The company is the subject of an ongoing antitrust investigation by the Federal Trade Commission, which has set out to determine if the company has taken advantage of its dominance in search to bulldoze its way into new markets.
The company was also recently slapped with a $25,000 fine from the Federal Communications Commission for impeding an investigation into allegations that the company's Street View cars collected large swaths of data from unsecured Wi-Fi networks.
Google's lobbying Congress on a host of issues, including online advertising, copyright and patents, cybersecurity, online privacy and "do-not-track" laws and high-tech education and immigration.
The filings show that Google has been actively lobbying around the Stop Online Piracy Act (SOPA), the Cyber Intelligence Sharing and Protection Act (CISPA), the Anti-Counterfeiting Trade Agreement (ACTA) and the Consumer Privacy Bill of Rights, among other legislation.

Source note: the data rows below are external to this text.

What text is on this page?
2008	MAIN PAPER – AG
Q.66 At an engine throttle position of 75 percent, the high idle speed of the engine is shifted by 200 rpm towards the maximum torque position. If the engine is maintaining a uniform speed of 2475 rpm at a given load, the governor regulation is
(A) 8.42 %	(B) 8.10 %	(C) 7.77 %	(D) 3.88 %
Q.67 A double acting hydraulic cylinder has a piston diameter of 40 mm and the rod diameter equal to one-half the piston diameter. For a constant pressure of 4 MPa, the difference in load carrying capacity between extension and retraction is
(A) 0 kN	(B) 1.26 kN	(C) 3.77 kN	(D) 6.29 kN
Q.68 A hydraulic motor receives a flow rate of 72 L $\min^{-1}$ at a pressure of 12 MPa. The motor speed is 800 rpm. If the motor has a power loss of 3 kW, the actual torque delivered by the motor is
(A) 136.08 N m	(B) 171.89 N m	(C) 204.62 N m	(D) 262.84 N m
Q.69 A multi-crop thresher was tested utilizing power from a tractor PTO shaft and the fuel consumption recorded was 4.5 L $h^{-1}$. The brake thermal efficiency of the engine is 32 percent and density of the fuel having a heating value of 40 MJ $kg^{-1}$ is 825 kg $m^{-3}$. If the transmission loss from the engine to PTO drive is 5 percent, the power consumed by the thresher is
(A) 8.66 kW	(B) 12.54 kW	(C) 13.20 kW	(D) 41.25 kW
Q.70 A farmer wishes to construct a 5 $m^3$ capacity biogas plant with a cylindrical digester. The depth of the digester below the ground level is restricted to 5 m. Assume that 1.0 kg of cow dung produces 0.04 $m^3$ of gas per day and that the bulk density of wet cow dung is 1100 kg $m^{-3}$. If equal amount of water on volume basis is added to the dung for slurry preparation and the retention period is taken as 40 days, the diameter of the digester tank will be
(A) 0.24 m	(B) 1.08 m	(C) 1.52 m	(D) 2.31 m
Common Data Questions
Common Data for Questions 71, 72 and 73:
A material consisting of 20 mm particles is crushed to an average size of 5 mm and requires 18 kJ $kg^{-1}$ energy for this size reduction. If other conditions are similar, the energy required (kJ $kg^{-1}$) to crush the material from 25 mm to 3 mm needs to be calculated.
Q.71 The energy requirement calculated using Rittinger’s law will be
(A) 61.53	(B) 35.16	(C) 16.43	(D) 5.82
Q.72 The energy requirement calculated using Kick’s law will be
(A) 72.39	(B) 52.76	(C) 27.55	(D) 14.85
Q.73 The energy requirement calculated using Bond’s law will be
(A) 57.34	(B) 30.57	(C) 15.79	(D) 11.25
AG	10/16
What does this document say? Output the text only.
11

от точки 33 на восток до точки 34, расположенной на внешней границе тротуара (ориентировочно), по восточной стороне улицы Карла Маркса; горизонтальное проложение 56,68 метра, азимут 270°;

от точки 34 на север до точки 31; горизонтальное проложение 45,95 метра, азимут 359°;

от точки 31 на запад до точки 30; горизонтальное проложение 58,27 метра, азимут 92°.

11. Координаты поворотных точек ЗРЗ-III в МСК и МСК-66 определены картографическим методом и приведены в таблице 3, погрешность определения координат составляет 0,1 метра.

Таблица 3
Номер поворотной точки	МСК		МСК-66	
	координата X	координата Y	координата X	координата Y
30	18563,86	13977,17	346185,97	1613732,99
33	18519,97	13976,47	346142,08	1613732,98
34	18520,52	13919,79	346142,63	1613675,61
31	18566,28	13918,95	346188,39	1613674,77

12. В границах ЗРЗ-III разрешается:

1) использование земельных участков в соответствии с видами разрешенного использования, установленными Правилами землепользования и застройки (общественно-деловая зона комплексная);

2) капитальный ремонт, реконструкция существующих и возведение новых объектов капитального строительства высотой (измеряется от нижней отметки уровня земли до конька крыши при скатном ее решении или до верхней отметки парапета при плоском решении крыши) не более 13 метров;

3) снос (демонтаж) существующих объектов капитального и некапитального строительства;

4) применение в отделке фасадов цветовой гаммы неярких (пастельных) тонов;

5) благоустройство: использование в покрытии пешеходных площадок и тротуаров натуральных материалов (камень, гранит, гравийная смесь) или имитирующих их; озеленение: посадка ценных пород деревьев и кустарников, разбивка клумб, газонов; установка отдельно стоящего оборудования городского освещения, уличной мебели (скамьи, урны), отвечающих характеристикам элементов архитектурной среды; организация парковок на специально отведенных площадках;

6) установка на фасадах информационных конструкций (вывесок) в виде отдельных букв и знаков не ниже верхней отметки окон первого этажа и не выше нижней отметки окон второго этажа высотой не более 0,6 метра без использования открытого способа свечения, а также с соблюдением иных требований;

Google was among SOPA's most vocal detractors. It has not taken a public stance on CISPA, but it's reportedly working behind the scenes to change the bill to its liking.
A Google attorney spoke out against ACTA in early March of last year.
In February, former Congresswoman Susan Molinari was hired as the chief of Google's Washington, D.C. office. Molinari will be tasked with leading Google's efforts to connect with the U.S. and other governments. However, she did not start in her new role until mid-March.
Read Google's lobbying disclosure forms online. Google did not immediately return a request for comment.